Janis Lyn Joplin
Born: Jan. 19, 1943 in Port Arthur, Texas
Died: Oct. 4, 1970
Janis Joplin is one of the most iconic, enduring, influential musicians in the history of rock n’ roll. She has been called “The Queen of Rock” and “The Queen of Psychedelic Soul.”
Growing up in Port Arthur
Janis had a typical upbringing in Port Arthur. She enjoyed art, and was sometimes mocked by her classmates at Thomas Jefferson High School for being the artsy type (so many can relate.) As a teenager, she found solace listening to blues artists Bessie Smith, Big Mama Thornton, and Lead Belly. This interest further alienated her from her conservative, white, middle-class peers.
In 1966, Joplin’s vocals attracted the attention of Chet Helms, who convinced her to join Big Brother and the Holding Company. The band appeared at the Monterey Pop Festival, making their television debut on The Dick Cavett Show in 1968. Vogue magazine called Janis “the most staggering leading woman in rock”.
Big Brother’s second album, “Cheap Thrills” included the hits “Piece of My Heart” and “Summertime”. No. 1 on the Billboard 200, it sold over a million copies in the first month. Despite this success, Janis was unhappy with Big Brother, and formed the Kozmic Blues Band.
Pete Townshend of the Who recalled her performance at Woodstock (1969), where Janis took the stage at 2:00 am: “She wasn’t at her best, due to the amount of booze and heroin she’d consumed. But even Janis on an off-night was incredible.”
According to her younger sister, Laura, Janis told her parents how much she loved Woodstock, but they did not understand the hippie movement. Her mother felt Janis had a constant need for attention, and she did not approve of her daughter’s lifestyle.
When Kosmic Blues did not live up to Joplin’s expectations, she created the Full Tilt Boogie Band in 1970. On the Dick Cavett Show again in 1970, Janis announced that she would attend her ten-year high-school reunion, despite the fact that former classmates had “laughed me out of class, out of town, and out of the state.” The reunion proved to be an unhappy experience. Janis had criticized her hometown on national television, and everyone knew it. She received press, but not the acceptance she craved.
On October 4, 1970, producer Paul Rothchild went to look for Janis when she missed a recording session and discovered she had died from a heroin overdose. Three days earlier, she recorded her last song, “Mercedes Benz”.

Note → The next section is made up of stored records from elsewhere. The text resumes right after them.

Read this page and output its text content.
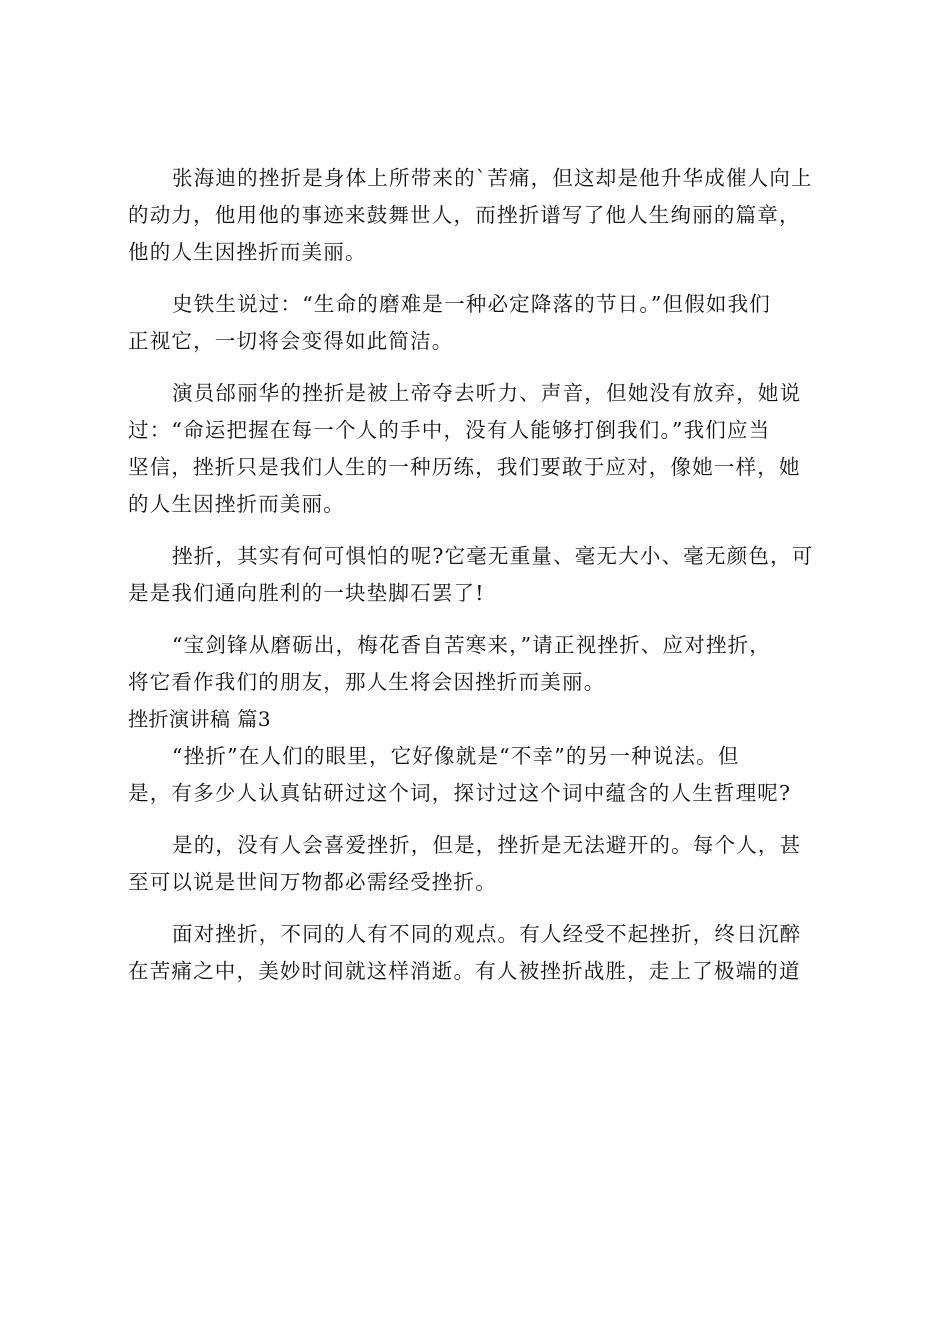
张海迪的挫折是身体上所带来的`苦痛，但这却是他升华成催人向上
的动力，他用他的事迹来鼓舞世人，而挫折谱写了他人生绚丽的篇章，
他的人生因挫折而美丽。
史铁生说过：“生命的磨难是一种必定降落的节日。”但假如我们
正视它，一切将会变得如此简洁。
演员邰丽华的挫折是被上帝夺去听力、声音，但她没有放弃，她说
过：“命运把握在每一个人的手中，没有人能够打倒我们。”我们应当
坚信，挫折只是我们人生的一种历练，我们要敢于应对，像她一样，她
的人生因挫折而美丽。
挫折，其实有何可惧怕的呢?它毫无重量、毫无大小、毫无颜色，可
是是我们通向胜利的一块垫脚石罢了!
“宝剑锋从磨砺出，梅花香自苦寒来，”请正视挫折、应对挫折，
将它看作我们的朋友，那人生将会因挫折而美丽。
挫折演讲稿 篇3
“挫折”在人们的眼里，它好像就是“不幸”的另一种说法。但
是，有多少人认真钻研过这个词，探讨过这个词中蕴含的人生哲理呢?
是的，没有人会喜爱挫折，但是，挫折是无法避开的。每个人，甚
至可以说是世间万物都必需经受挫折。
面对挫折，不同的人有不同的观点。有人经受不起挫折，终日沉醉
在苦痛之中，美妙时间就这样消逝。有人被挫折战胜，走上了极端的道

Joplin’s will funded $2,500 for a party to be thrown in her honor. According to her wishes, she was cremated and her ashes scattered over the ocean. Her second solo album “Pearl”, released posthumously in 1971, peaked at No.1 on the Billboard 200 and was certified quadruple platinum.
Janis was inducted into the Rock and Roll Hall of Fame in 1995, and given a Grammy Lifetime Achievement Award in 2005. She was awarded a star on the Hollywood Walk of Fame in 2013. Rolling Stone ranked Joplin number 46 on its list of the 100 Greatest Artists of All Time, and number 28 on its list of the 100 Greatest Singers.
The Museum of the Gulf Coast
Joplin’s psychedelic 1965 Porsche 356 Cabriolet, formerly displayed at the Rock and Roll Hall of Fame, was auctioned off by Sotheby’s in 2016. It sold for $1.76 million. A replica of this car can be seen at the Museum of the Gulf Coast.